2-Assessment of kappa-receptor excision circles (KREC):

Detection of delayed-onset ADA SCID and B cell lymphopenia can be performed through assessment of kappa-receptor excision circles (KREC).



Other methods for screening that were suggested before:


3-A simple complete blood count (CBC):

Previously, it was suggested that a simple CBC and differential can be used to detect lymphopenia and many cases of SCID. However, leaky SCID cases with oligo clonal T cell expansion (Omenn syndrome) and SCID cases with maternal T cell engraftment can not be detected using this simple method.



4-Flow cytometry with liquid blood samples:

Another method for screening of SCID that was suggested if flow cytometry with liquid blood samples but it is expensive to obtain liquid blood sample for every infant instead of using the dried samples (DBS).



5-Protein assays for T cell specific markers:

It was suggested that protein assay for specific T cell markers such as CD3 chains can be used as screening method for SCID. Low amount of protein that can be obtained from DBS samples limited the efficiency of this method.



6-Detection of DNA sequence:

New mutations in SCID frequently occur, therefore gene sequencing is not suitable as a primary screening test for SCID.

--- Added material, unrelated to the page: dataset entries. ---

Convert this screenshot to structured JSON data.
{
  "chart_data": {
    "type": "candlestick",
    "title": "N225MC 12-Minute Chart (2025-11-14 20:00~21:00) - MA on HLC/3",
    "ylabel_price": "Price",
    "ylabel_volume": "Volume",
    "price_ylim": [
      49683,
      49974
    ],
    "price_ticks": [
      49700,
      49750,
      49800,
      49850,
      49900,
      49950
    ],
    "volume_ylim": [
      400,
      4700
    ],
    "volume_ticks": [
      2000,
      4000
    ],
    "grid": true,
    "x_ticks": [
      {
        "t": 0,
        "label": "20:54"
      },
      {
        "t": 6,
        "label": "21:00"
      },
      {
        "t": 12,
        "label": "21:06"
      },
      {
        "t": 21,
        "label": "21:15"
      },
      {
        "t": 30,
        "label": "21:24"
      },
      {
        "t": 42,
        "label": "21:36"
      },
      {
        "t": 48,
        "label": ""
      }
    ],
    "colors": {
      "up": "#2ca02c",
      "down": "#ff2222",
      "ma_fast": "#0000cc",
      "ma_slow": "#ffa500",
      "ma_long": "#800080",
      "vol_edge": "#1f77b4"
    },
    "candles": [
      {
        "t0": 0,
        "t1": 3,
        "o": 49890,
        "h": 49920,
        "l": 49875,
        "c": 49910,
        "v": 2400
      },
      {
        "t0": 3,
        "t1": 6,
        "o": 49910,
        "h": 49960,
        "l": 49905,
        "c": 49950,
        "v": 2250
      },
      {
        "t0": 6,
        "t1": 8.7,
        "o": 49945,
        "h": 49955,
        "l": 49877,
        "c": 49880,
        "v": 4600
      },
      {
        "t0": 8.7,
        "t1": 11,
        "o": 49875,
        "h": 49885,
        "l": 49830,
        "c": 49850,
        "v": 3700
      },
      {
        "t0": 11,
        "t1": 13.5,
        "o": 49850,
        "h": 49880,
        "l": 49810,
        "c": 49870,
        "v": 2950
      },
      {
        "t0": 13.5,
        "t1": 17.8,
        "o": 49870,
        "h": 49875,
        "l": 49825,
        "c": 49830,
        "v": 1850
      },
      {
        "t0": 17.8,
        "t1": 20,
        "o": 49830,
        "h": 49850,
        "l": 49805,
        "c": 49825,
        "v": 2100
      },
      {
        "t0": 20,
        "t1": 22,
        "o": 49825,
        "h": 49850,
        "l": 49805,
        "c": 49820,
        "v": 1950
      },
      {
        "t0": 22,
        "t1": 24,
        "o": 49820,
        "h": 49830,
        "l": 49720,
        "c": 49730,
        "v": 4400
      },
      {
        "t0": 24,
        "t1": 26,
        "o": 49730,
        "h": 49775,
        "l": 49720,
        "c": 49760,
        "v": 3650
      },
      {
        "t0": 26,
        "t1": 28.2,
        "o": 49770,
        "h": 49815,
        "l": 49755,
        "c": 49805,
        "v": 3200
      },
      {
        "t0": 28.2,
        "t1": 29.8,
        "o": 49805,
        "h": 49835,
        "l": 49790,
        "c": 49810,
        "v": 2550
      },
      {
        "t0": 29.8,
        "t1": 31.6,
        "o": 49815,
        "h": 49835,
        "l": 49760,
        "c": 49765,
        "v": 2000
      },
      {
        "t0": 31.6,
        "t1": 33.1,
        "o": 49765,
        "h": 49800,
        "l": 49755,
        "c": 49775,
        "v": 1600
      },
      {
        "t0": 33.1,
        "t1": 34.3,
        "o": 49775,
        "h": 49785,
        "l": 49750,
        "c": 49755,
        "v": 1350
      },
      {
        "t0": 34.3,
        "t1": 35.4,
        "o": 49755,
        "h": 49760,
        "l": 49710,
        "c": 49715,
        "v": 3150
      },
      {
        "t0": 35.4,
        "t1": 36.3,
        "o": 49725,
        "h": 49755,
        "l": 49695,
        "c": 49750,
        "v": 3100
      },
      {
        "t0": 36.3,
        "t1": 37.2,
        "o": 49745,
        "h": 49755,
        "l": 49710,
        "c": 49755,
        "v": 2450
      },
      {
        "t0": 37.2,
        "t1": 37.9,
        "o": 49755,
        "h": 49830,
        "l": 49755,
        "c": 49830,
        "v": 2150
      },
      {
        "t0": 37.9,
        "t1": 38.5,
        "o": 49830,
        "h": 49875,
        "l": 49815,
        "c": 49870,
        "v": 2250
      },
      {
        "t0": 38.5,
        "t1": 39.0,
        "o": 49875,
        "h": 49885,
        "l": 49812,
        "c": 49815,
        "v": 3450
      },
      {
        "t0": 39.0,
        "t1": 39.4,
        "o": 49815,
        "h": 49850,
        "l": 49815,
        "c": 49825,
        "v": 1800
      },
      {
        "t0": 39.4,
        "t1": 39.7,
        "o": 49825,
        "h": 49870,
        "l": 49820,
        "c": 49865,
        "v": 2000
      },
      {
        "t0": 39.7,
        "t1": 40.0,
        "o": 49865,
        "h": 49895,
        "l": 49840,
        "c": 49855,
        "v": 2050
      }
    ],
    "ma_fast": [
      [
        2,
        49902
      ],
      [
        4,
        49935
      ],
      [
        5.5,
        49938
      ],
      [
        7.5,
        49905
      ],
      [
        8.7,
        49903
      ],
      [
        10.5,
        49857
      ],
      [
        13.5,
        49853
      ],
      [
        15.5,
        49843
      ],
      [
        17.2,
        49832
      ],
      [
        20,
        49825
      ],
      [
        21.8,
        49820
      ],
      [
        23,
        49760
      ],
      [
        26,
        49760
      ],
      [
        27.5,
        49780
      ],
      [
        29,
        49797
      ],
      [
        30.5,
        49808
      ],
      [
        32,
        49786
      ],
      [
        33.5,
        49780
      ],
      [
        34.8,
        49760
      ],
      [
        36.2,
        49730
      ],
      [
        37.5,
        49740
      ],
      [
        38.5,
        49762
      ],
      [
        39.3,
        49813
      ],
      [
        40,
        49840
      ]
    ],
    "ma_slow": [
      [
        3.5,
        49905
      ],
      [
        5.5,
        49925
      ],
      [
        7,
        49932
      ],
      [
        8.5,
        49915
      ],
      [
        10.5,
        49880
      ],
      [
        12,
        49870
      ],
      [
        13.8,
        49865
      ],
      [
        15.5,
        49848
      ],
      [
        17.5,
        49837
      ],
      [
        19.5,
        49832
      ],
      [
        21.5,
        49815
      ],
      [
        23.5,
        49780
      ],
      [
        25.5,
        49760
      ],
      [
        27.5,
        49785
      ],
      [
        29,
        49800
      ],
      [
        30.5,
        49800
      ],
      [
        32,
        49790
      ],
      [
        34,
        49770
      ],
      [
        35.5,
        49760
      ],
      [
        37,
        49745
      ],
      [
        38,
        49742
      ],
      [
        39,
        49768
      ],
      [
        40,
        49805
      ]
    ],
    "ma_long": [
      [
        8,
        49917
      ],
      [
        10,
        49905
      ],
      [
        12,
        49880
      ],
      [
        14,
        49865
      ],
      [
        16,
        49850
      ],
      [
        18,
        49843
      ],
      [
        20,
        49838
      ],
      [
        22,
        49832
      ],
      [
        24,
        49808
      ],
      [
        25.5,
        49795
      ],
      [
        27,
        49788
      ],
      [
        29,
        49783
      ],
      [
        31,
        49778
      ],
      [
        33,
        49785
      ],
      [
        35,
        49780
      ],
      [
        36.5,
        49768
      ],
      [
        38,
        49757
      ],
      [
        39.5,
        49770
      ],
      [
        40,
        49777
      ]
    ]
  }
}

Differential diagnosis of SCID:


-Other forms of combined immunodeficiency including agenesis of the thymus or T cell deficiency (e.g., DiGeorge syndrome or CHARGE syndrome)

-Wiskott-Aldrich syndrome

-Malabsorption syndromes

-HIV/AIDS

-Zeta-chain-associated protein 70 deficiency

-Calcium channel deficiencies

-NF-kappa-B essential modifier (NEMO) deficiency



Prognosis of SCID:

The outcomes of SCID are extremely poor. Performing a successful transplantation or gene therapy may improve the outcomes. Long-term antimicrobial agents are required for the management which is mainly personalized management based on genetic studies.





References:

(1)Justiz Vaillant AA, Mohseni M. Severe Combined Immunodeficiency. 2023 Jan 1. In: StatPearls [Internet]. Treasure Island (FL): StatPearls Publishing; 2023 Jan–.
https://www.ncbi.nlm.nih.gov/books/NBK539762/
(2)Kumrah R, Vignesh P, Patra P, Singh A, Anjani G, Saini P, Sharma M, Kaur A, Rawat A. Genetics of severe combined immunodeficiency. Genes Dis. 2019 Jul 24;7(1):52-61.
https://www.ncbi.nlm.nih.gov/pmc/articles/PMC7063414/
(3)Fischer A, Hacein-Bey-Abina S. Gene therapy for severe combined immunodeficiencies and beyond. J Exp Med. 2020 Jan 6;217(2):e20190607.
https://www.ncbi.nlm.nih.gov/pmc/articles/PMC7041706/
(4)Puck JM. Newborn screening for severe combined immunodeficiency and T-cell
lymphopenia. Immunol Rev. 2019 Jan;287(1):241-252.
https://www.ncbi.nlm.nih.gov/pmc/articles/PMC6324582/
(5)Haddad E, Hoenig M. Hematopoietic Stem Cell Transplantation for Severe Combined Immunodeficiency (SCID). Front Pediatr. 2019 Nov 19;7:481.